As a public company,
the Company incurs significant legal, accounting and other expenses that it did not incur as a private company, including costs
associated with public company reporting and corporate governance requirements. These requirements include compliance with Section
404 and other provisions of the Sarbanes-Oxley Act, as well as rules implemented by the SEC and NASDAQ. In addition, the management
team will also have to adapt to the requirements of being a public company. The Company expects compliance with these rules and
regulations will substantially increase its legal and financial compliance costs and will make some activities more time-consuming
and costly.
The increased costs
associated with operating as a public company will decrease the Company’s net income or increase its net loss, and may require
the Company to reduce costs in other areas of its business or increase the prices of its products or services.
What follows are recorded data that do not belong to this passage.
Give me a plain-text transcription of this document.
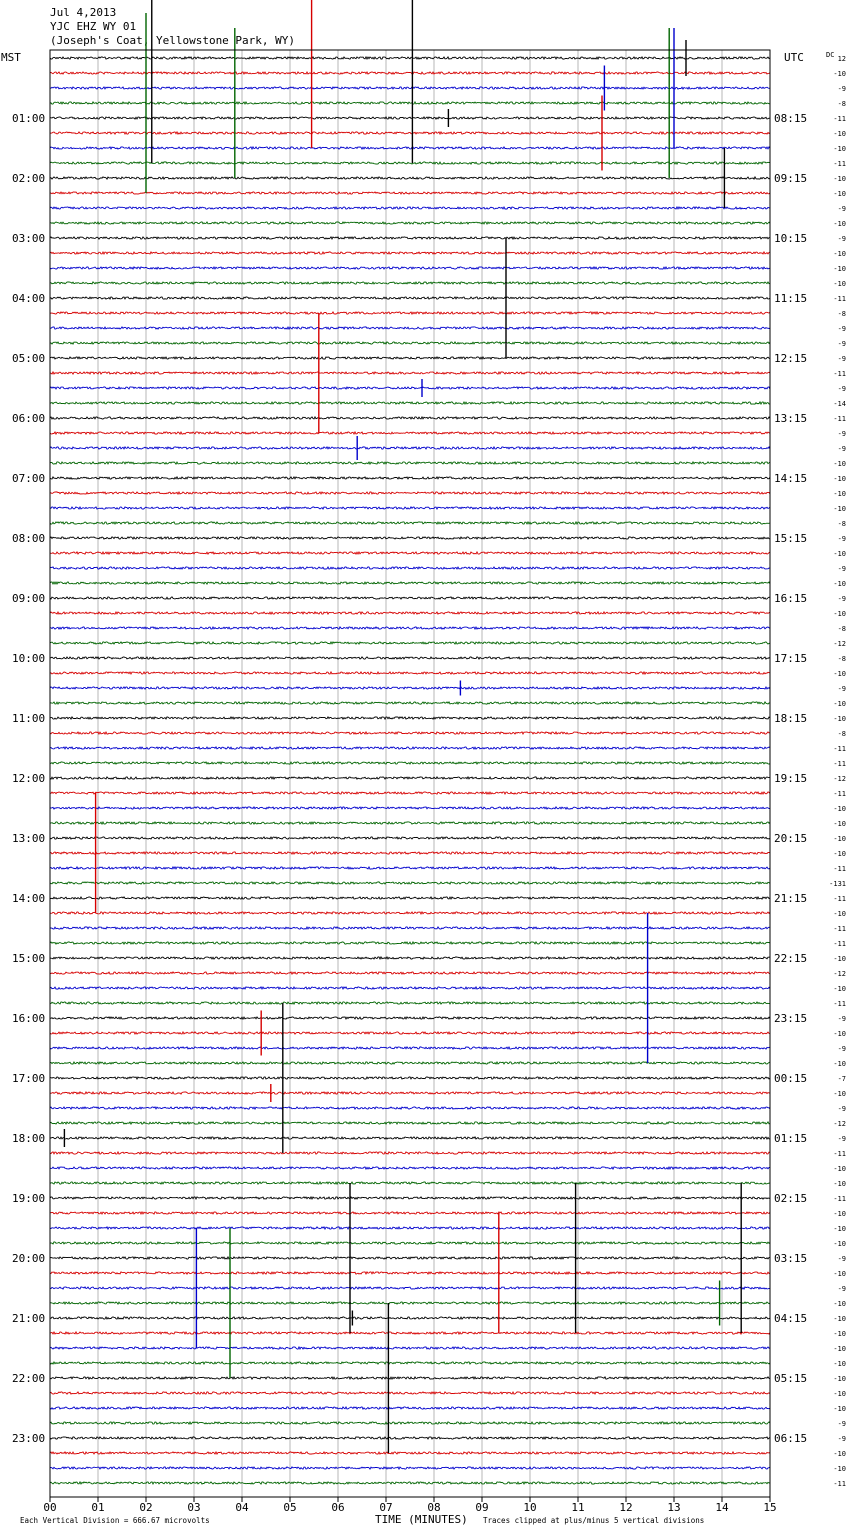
Jul 4,2013
YJC EHZ WY 01
(Joseph's Coat, Yellowstone Park, WY)
MST	UTC	DC
01:00	08:15
02:00	09:15
03:00	10:15
04:00	11:15
05:00	12:15
06:00	13:15
07:00	14:15
08:00	15:15
09:00	16:15
10:00	17:15
11:00	18:15
12:00	19:15
13:00	20:15
14:00	21:15
15:00	22:15
16:00	23:15
17:00	00:15
18:00	01:15
19:00	02:15
20:00	03:15
21:00	04:15
22:00	05:15
23:00	06:15
12
-10
-9
-8
-11
-10
-10
-11
-10
-10
-9
-10
-9
-10
-10
-10
-11
-8
-9
-9
-9
-11
-9
-14
-11
-9
-9
-10
-10
-10
-10
-8
-9
-10
-9
-10
-9
-10
-8
-12
-8
-10
-9
-10
-10
-8
-11
-11
-12
-11
-10
-10
-10
-10
-11
-131
-11
-10
-11
-11
-10
-12
-10
-11
-9
-10
-9
-10
-7
-10
-9
-12
-9
-11
-10
-10
-11
-10
-10
-10
-9
-10
-9
-10
-10
-10
-10
-10
-10
-10
-10
-9
-9
-10
-10
-11
00	01	02	03	04	05	06	07	08	09	10	11	12	13	14	15
Each Vertical Division = 666.67 microvolts	TIME (MINUTES) Traces clipped at plus/minus 5 vertical divisions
Additionally, if
these requirements divert management’s attention from other business concerns, they could have a material adverse effect
on the Company’s results of operations, financial condition, business and prospects.
However, for as long
as the Company remains an “emerging growth company” as defined in the JOBS Act, the Company may take advantage of certain
exemptions from various reporting requirements that are applicable to other public companies that are not “emerging growth
companies” including not being required to comply with the auditor attestation requirements of Section 404 of the Sarbanes-Oxley
Act, reduced disclosure obligations regarding executive compensation in the Company’s periodic reports and proxy statements
and exemptions from the requirements of holding a nonbinding advisory vote on executive compensation and shareholder approval of
any golden parachute payments not previously approved. The Company may take advantage of these reporting exemptions until it is
no longer an “emerging growth company.”
The Company
will not be required to comply with certain provisions of the Sarbanes-Oxley Act for as long as it remains an “emerging growth
company.”
For as long as the
Company remains an emerging growth company, it may take advantage of certain exemptions from various reporting requirements that
are applicable to other public companies that are not emerging growth companies including, but not limited to, not being required
to comply with the auditor attestation requirements of Section 404 of the Sarbanes-Oxley Act, reduced disclosure obligations
regarding executive compensation in its periodic reports and proxy statements, and exemptions from the requirements of holding
a non-binding advisory vote on executive compensation. The Company may take advantage of these reporting exemptions until it is
no longer an emerging growth company. The Company will remain an emerging growth company for up to five years unless it no longer
qualifies for such status prior to that time. After the Company is no longer an emerging growth company, it expects to incur additional
expenses and devote substantial management effort toward ensuring compliance with those requirements applicable to companies that
are not emerging growth companies.
Reduced disclosure
requirements applicable to emerging growth companies may make the Company’s common stock less attractive to investors.
As an “emerging
growth company,” the Company takes advantage of certain exemptions from various reporting requirements that are applicable
to other public companies that are not “emerging growth companies” including not being required to comply with the
auditor attestation requirements of section 404 of the Sarbanes-Oxley Act, reduced disclosure obligations regarding executive compensation
in its periodic reports and proxy statements and exemptions from the requirements of holding a nonbinding advisory vote on executive
compensation and shareholder approval of any golden parachute payments not previously approved. The Company cannot predict if investors
will find its common stock less attractive as it relies on these exemptions. If some investors find the common stock less attractive
as a result, there may be a less active trading market for the Company’s common stock and its stock price may be more volatile.